BUG: Fixes for np.random.zipf by charris · Pull Request #9824 · numpy/numpy

charris · 2017-10-04T18:36:40Z

Cleanup of #9680

This fixes two bugs in np.random.zipf.

Possible invalid cast of double to long
Current double to long casting in the zipf function depends on undefined behavior
when the double is too big to fit in a long. This is potentially dangerous and makes the
code fail with tools such as AddressSanitizer.
NaNs can slip through the input parameter validation, leading to an infinite loop.
The validation checks are rewritten so that they work properly for even for NaNs

Current double to long casting in the zipf function depends on non-standardized behavior when the double is too big to fit in a long. This is potentially dangerous and makes the code fail with tools such as AddressSanitizer. Checks are added here to prevent overflow during casting and make sure we get the desired behavior.

eric-wieser · 2017-10-05T06:28:46Z

numpy/random/mtrand/distributions.c

Can you move these declarations inside the loop now?

Yes, can do. I wonder why T is initialized before entry. I suspect an historical artifact ...

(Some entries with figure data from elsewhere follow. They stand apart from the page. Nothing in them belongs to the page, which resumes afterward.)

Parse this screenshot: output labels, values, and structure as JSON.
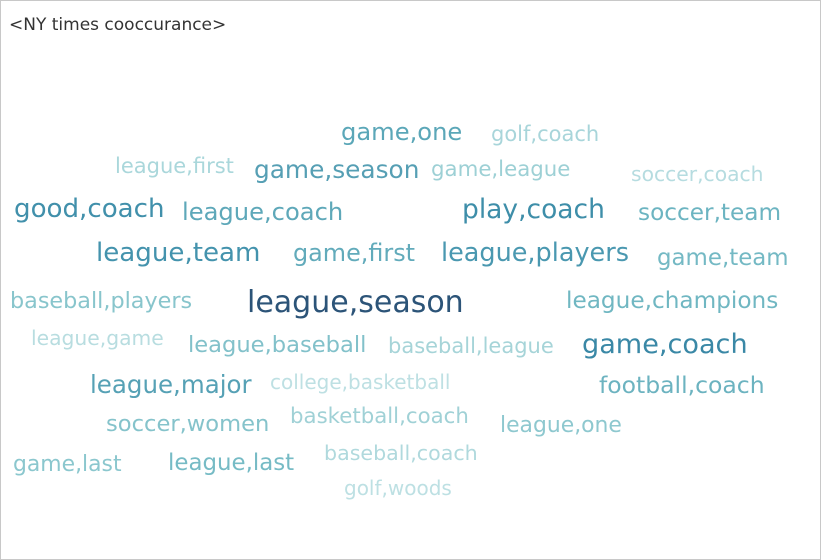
{
  "chart_data": {
    "type": "wordcloud",
    "title": "<NY times cooccurance>",
    "words": [
      {
        "text": "league,season",
        "weight": 100,
        "color": "#2c5478"
      },
      {
        "text": "game,coach",
        "weight": 82,
        "color": "#3a88a6"
      },
      {
        "text": "play,coach",
        "weight": 78,
        "color": "#3e8ea9"
      },
      {
        "text": "good,coach",
        "weight": 76,
        "color": "#4190ab"
      },
      {
        "text": "league,team",
        "weight": 76,
        "color": "#4493ad"
      },
      {
        "text": "league,players",
        "weight": 72,
        "color": "#4a98b0"
      },
      {
        "text": "game,season",
        "weight": 68,
        "color": "#569fb4"
      },
      {
        "text": "league,major",
        "weight": 66,
        "color": "#56a1b5"
      },
      {
        "text": "game,one",
        "weight": 64,
        "color": "#5ba7b8"
      },
      {
        "text": "league,coach",
        "weight": 64,
        "color": "#5ea8b9"
      },
      {
        "text": "game,first",
        "weight": 62,
        "color": "#62abbb"
      },
      {
        "text": "football,coach",
        "weight": 60,
        "color": "#6cb3c0"
      },
      {
        "text": "soccer,team",
        "weight": 58,
        "color": "#6cb4c1"
      },
      {
        "text": "league,champions",
        "weight": 58,
        "color": "#70b7c2"
      },
      {
        "text": "game,team",
        "weight": 56,
        "color": "#74b9c4"
      },
      {
        "text": "league,last",
        "weight": 56,
        "color": "#76bbc5"
      },
      {
        "text": "league,baseball",
        "weight": 54,
        "color": "#82c1ca"
      },
      {
        "text": "soccer,women",
        "weight": 54,
        "color": "#85c3cb"
      },
      {
        "text": "baseball,players",
        "weight": 52,
        "color": "#88c5cc"
      },
      {
        "text": "game,last",
        "weight": 50,
        "color": "#8bc7ce"
      },
      {
        "text": "league,one",
        "weight": 50,
        "color": "#8ec8cf"
      },
      {
        "text": "game,league",
        "weight": 46,
        "color": "#9dd0d5"
      },
      {
        "text": "basketball,coach",
        "weight": 46,
        "color": "#a0d1d6"
      },
      {
        "text": "baseball,league",
        "weight": 44,
        "color": "#a6d4d8"
      },
      {
        "text": "golf,coach",
        "weight": 44,
        "color": "#a8d5da"
      },
      {
        "text": "league,first",
        "weight": 44,
        "color": "#aad7db"
      },
      {
        "text": "baseball,coach",
        "weight": 42,
        "color": "#b0d9dd"
      },
      {
        "text": "soccer,coach",
        "weight": 40,
        "color": "#b6dce0"
      },
      {
        "text": "league,game",
        "weight": 40,
        "color": "#b8dde0"
      },
      {
        "text": "college,basketball",
        "weight": 38,
        "color": "#bee0e3"
      },
      {
        "text": "golf,woods",
        "weight": 38,
        "color": "#bde0e3"
      }
    ]
  }
}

eric-wieser · 2017-10-05T06:30:33Z

numpy/random/mtrand/distributions.c

Does inverting this condition have any nan-related effect? What happens if a == 1 before and after this patch?

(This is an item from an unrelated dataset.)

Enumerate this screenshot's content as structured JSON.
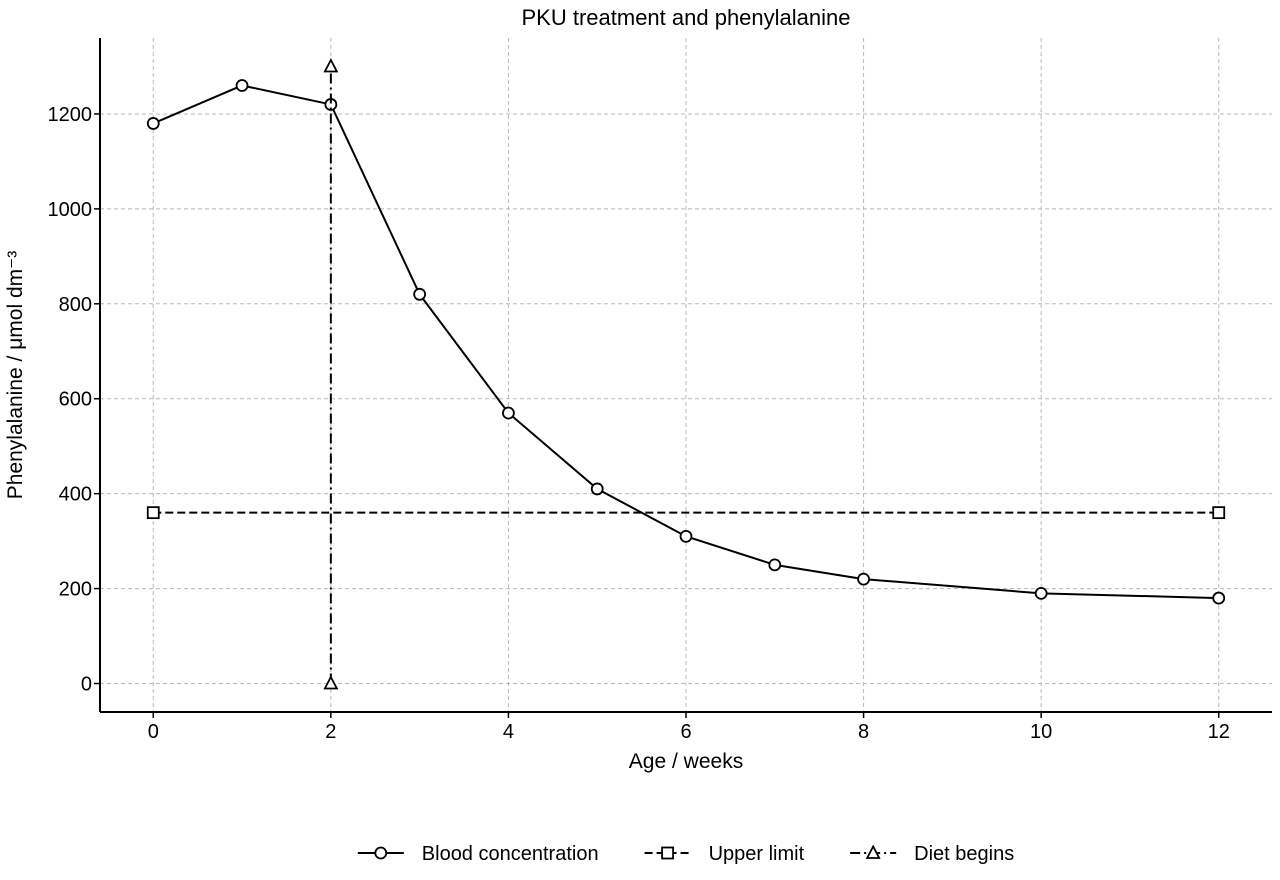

Or if you don't want to think about that, just leave it as before but replace the below break with continue, and return (long) X at the end of the loop.

Yes, it works better :) A nan will compare false and the loop will repeat. I don't think any of the distributions were coded with nans in mind, but I don't think we will get any nans here. In any case, theoretically b > 1, and the function computing b is well behaved when b is near 1, so I don't think it is a problem in practice either.

One could rewrite the condition without divisions, and I think that would be safe, but that is a bigger modification.

Of course, the library functions could be buggy, and (b - 1.0) negative, in which case getting rid of the divisions would be an improvement, but rejection based algorithms are always uncertain to the degree that the functions used change between libraries and architectures.

A nan will compare false and the loop will repeat

My concern here is trapping the algorithm in an infinite loop on nan, where previously it would return (admittedly a bad value).

In fact, a == nan would cause that behaviour, right?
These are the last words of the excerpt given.